Naomi Campbell is today due to answer questions in court about whether she was given a blood diamond by a former warlord.
The supermodel is again due to appear unwillingly as a witness at a Special Court for Sierra Leone at The Hague.
Ms Campbell, 40, will give evidence against former Liberian President Charles Taylor who is being tried for war crimes and crimes against humanity.
She has denied Mr Taylor gave her the illegally mined uncut diamond as a gift after a charity dinner hosted by Nelson Mandela in South Africa in 1997. But another guest, the US film star, Mia Farrow, has said otherwise.
Lawyers prosecuting the case say Ms Campbell’s evidence could help link Mr Taylor to the stones, which they say he used to fund weapons in the brutal civil war in Sierra Leone.

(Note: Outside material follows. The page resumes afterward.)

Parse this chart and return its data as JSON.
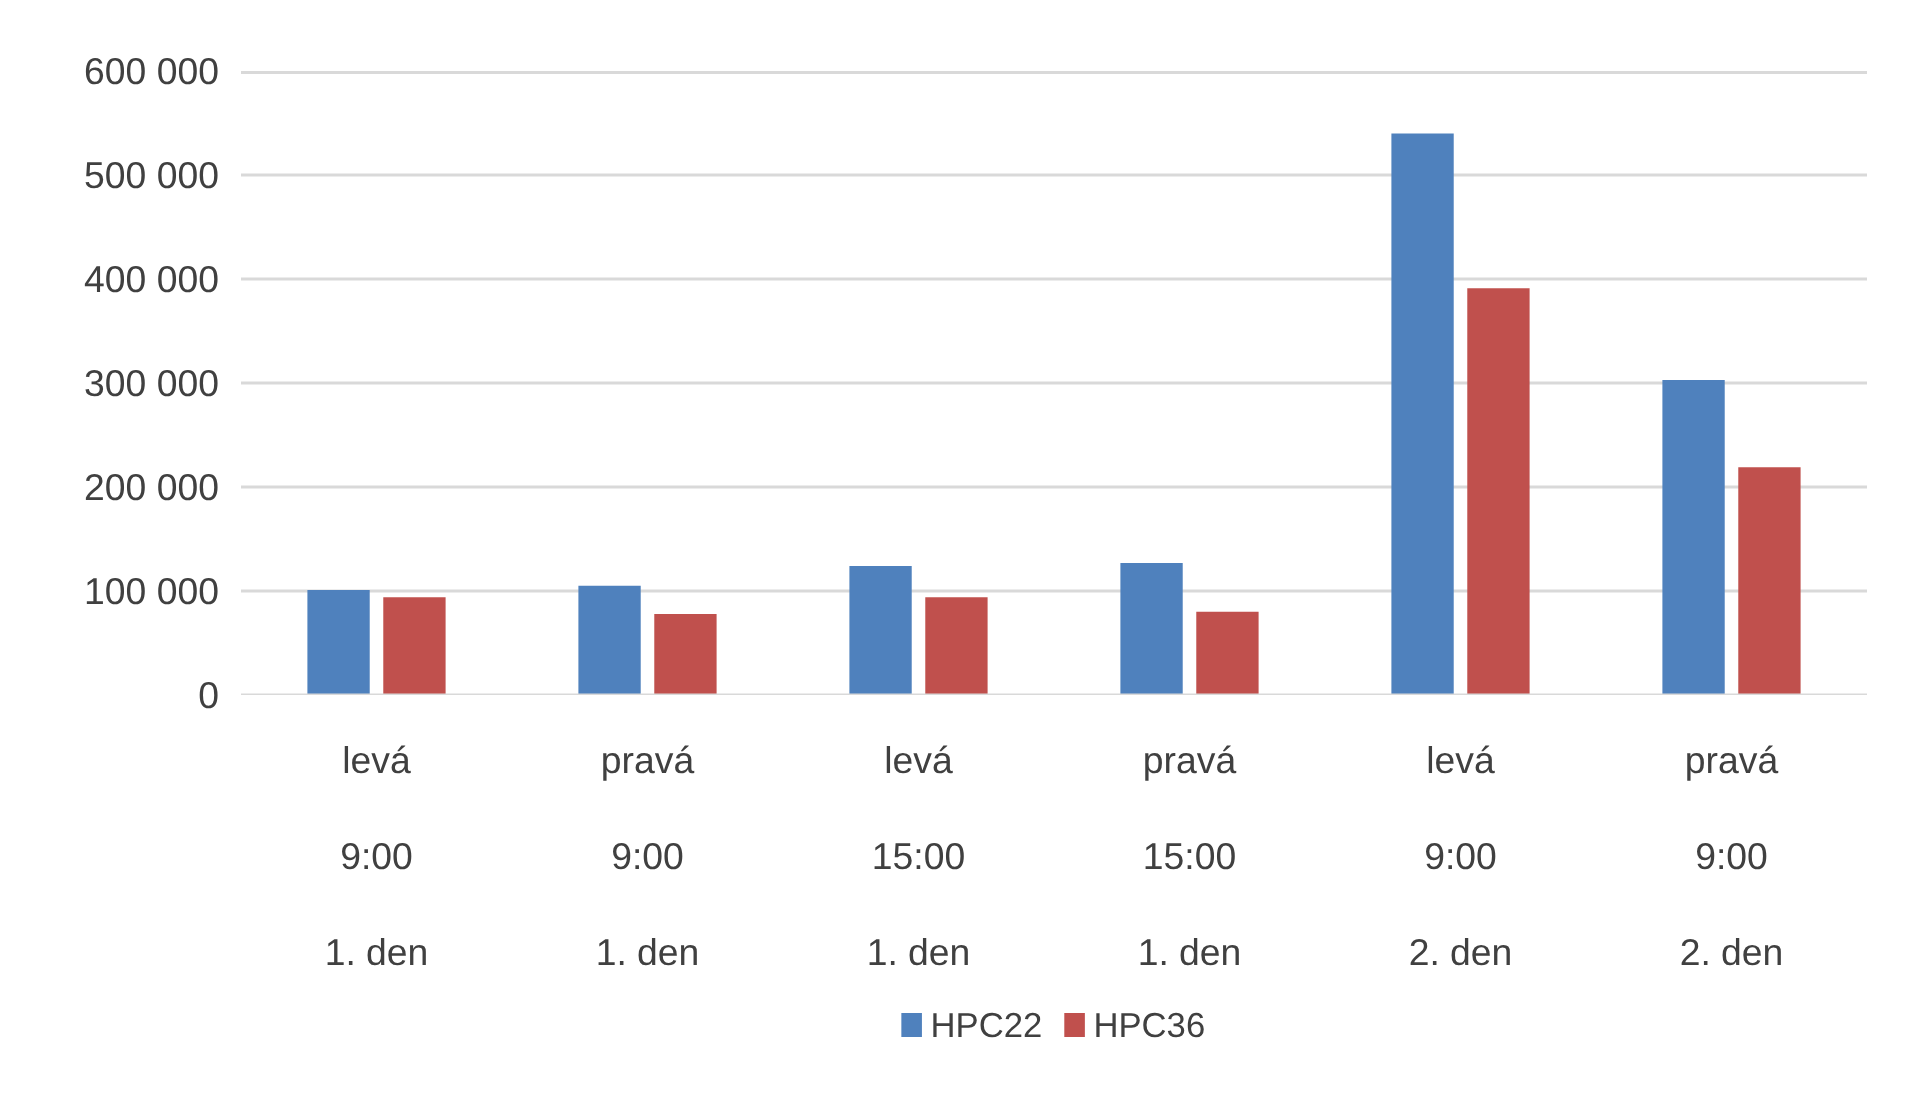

Mr Taylor denies the charges and says he has never had anything to do with diamonds.
‘Blood diamonds’ are rough or uncut stones mined illegally, often by children, in areas controlled by rebel armies and used to pay for their violence. The sale of these diamonds is thought to have kept the war going for many years.
Hundreds of thousands of people died in Sierra Leone’s civil war and many were left with horrific injuries. As well as risking their lives in the diamond mines, thousands of children were also forced to fight as soldiers in the war.
Ms Campbell at first refused to appear as a witness at the trial, but she has now been ordered to do so by prosecutors.
The actress Mia Farrow told ABC news that the morning after the party, Ms Campbell told her several of Taylor's men had knocked on her door in the middle of the night and presented her with a rough diamond.
"You don't forget when a girlfriend tells you she received a huge diamond in the middle of the night," Ms Farrow said.
Ms Campbell is said to have donated her diamond to Nelson Mandela Children's Fund, although the BBC reported that the fund told a UK newspaper it had not received any stones from her.
Charles Taylor is standing trial for 11 counts of instigating murder, rape, mutilation and turning children into soldiers. The 62 year old has pleaded not guilty to all 11 charges at the UN-backed tribunal. He is also accused of buying weapons for Sierra Leone's rebels, who were notorious for hacking off ordinary people’s hands and legs during the 1991-2001 civil war.